A Trappes, la femme au niquab n'ira pas en appel

Cassandra Belin, la femme au niqab dont le contrôle d'identité mouvementé en juillet 2013 avait mis le feu à Trappes (Yvelines), renonce à faire appel, alors que son nouveau procès était prévu mercredi (22 octobre) à Versailles.

Par CM/AFP

Comme souvent lorsqu'un condamné fait appel, le parquet avait formé un appel incident pour donner à la cour d'appel la possibilité d'aggraver la peine prononcée en première instance. Mercredi, à Versailles, la Cour peut se borner à constater le désistement et à confirmer la condamnation ou examiner l'affaire, si le ministère public souhaite requérir une peine plus importante.

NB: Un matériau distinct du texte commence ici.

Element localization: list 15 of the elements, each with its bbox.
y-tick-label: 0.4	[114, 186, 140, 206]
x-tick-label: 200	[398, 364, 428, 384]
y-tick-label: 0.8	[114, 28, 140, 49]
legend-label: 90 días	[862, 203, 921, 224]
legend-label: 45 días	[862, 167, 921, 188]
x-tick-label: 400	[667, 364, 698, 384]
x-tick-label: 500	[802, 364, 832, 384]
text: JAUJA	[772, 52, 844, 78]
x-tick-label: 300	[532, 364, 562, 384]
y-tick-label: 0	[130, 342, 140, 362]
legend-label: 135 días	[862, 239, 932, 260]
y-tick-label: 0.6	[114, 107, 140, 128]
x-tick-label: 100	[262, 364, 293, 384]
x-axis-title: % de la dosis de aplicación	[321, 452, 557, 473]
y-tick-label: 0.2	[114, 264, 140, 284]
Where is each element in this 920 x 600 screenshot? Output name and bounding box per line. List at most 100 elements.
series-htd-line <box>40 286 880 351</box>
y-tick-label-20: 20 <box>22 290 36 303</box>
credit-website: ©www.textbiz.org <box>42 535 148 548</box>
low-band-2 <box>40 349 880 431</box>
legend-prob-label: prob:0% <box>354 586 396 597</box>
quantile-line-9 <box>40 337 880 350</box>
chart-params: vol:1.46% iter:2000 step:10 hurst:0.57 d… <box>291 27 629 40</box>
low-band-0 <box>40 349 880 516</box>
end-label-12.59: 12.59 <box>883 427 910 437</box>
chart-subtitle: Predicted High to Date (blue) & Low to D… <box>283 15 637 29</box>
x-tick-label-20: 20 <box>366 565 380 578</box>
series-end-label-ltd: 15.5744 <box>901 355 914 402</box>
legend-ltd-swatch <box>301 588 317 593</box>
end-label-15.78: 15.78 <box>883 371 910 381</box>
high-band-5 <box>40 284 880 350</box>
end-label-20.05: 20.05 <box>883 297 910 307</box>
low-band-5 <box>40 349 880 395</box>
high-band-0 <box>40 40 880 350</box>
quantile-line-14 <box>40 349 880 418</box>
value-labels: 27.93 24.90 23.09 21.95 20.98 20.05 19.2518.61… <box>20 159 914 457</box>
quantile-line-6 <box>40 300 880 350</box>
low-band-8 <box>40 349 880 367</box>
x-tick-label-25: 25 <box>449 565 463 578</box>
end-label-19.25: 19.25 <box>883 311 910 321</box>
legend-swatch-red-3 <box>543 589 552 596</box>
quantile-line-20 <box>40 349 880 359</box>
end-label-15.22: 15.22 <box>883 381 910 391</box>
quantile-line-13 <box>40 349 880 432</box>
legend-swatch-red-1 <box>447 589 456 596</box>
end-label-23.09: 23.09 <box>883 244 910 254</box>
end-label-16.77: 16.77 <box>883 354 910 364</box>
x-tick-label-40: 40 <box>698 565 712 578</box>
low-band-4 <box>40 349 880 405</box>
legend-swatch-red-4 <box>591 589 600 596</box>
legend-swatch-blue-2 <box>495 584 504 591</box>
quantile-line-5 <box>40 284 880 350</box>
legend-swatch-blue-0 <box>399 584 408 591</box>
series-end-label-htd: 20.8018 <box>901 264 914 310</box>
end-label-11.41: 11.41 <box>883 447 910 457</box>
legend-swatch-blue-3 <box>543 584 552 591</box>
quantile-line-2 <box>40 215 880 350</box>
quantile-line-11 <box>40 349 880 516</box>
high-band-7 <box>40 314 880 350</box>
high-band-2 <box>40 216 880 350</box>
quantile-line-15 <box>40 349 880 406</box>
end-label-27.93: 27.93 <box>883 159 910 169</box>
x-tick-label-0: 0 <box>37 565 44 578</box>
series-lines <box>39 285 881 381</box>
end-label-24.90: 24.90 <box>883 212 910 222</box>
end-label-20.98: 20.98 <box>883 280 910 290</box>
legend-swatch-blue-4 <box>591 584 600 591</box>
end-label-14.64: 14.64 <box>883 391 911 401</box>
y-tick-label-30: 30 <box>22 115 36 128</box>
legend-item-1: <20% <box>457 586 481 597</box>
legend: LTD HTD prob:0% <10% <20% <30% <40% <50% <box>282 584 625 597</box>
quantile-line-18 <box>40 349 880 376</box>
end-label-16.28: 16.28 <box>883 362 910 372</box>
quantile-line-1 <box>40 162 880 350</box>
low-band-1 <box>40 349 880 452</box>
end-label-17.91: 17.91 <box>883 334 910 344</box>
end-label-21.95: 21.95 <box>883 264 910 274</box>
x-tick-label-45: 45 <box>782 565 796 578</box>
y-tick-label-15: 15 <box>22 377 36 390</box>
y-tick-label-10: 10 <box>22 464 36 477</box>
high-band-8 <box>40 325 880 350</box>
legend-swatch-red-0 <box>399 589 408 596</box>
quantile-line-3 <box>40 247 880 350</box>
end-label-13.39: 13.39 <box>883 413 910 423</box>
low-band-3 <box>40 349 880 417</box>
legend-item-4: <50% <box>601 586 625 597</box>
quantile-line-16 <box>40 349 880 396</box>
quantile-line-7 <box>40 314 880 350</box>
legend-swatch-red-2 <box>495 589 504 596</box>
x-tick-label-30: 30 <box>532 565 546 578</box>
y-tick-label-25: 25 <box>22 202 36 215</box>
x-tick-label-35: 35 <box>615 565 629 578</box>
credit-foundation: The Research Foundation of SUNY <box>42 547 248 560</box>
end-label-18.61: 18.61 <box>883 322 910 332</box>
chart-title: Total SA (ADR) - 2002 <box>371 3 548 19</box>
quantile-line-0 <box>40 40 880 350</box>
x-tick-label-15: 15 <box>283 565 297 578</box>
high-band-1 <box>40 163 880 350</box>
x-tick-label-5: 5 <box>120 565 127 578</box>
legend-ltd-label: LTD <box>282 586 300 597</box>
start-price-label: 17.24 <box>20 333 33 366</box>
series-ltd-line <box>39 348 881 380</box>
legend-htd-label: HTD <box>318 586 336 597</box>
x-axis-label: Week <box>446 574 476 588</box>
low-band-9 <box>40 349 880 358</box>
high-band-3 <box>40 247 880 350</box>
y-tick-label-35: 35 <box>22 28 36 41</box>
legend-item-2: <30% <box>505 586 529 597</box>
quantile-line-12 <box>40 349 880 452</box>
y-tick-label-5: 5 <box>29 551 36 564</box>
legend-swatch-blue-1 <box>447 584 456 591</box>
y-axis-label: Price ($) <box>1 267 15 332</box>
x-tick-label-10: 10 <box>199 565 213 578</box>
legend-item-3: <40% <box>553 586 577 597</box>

Absente à son procès devant le tribunal correctionnel de Versailles en décembre 2013, la jeune femme, convertie à l'islam depuis ses 15 ans avait été condamnée à un mois de prison avec sursis, pour avoir insulté et menacé trois policiers lors de ce contrôle. Elle avait également été condamnée à 150 euros d'amende pour le port du voile intégral, ce qu'interdit une loi du 11 octobre 2010, récemment validée par un arrêt de la Cour européenne des droits de l'Homme.
« Cette loi n'étant plus contestable, ma cliente en tire les conséquences », a expliqué son avocat, Me Philippe Bataille, pour justifier ce désistement.
L'autre raison est qu' « elle ne souhaite pas se présenter à l'audience », a ajouté son avocat. « Elle aurait volontiers montré son visage, mais elle ne souhaite pas qu'il y ait trop de publicité autour de cette affaire.»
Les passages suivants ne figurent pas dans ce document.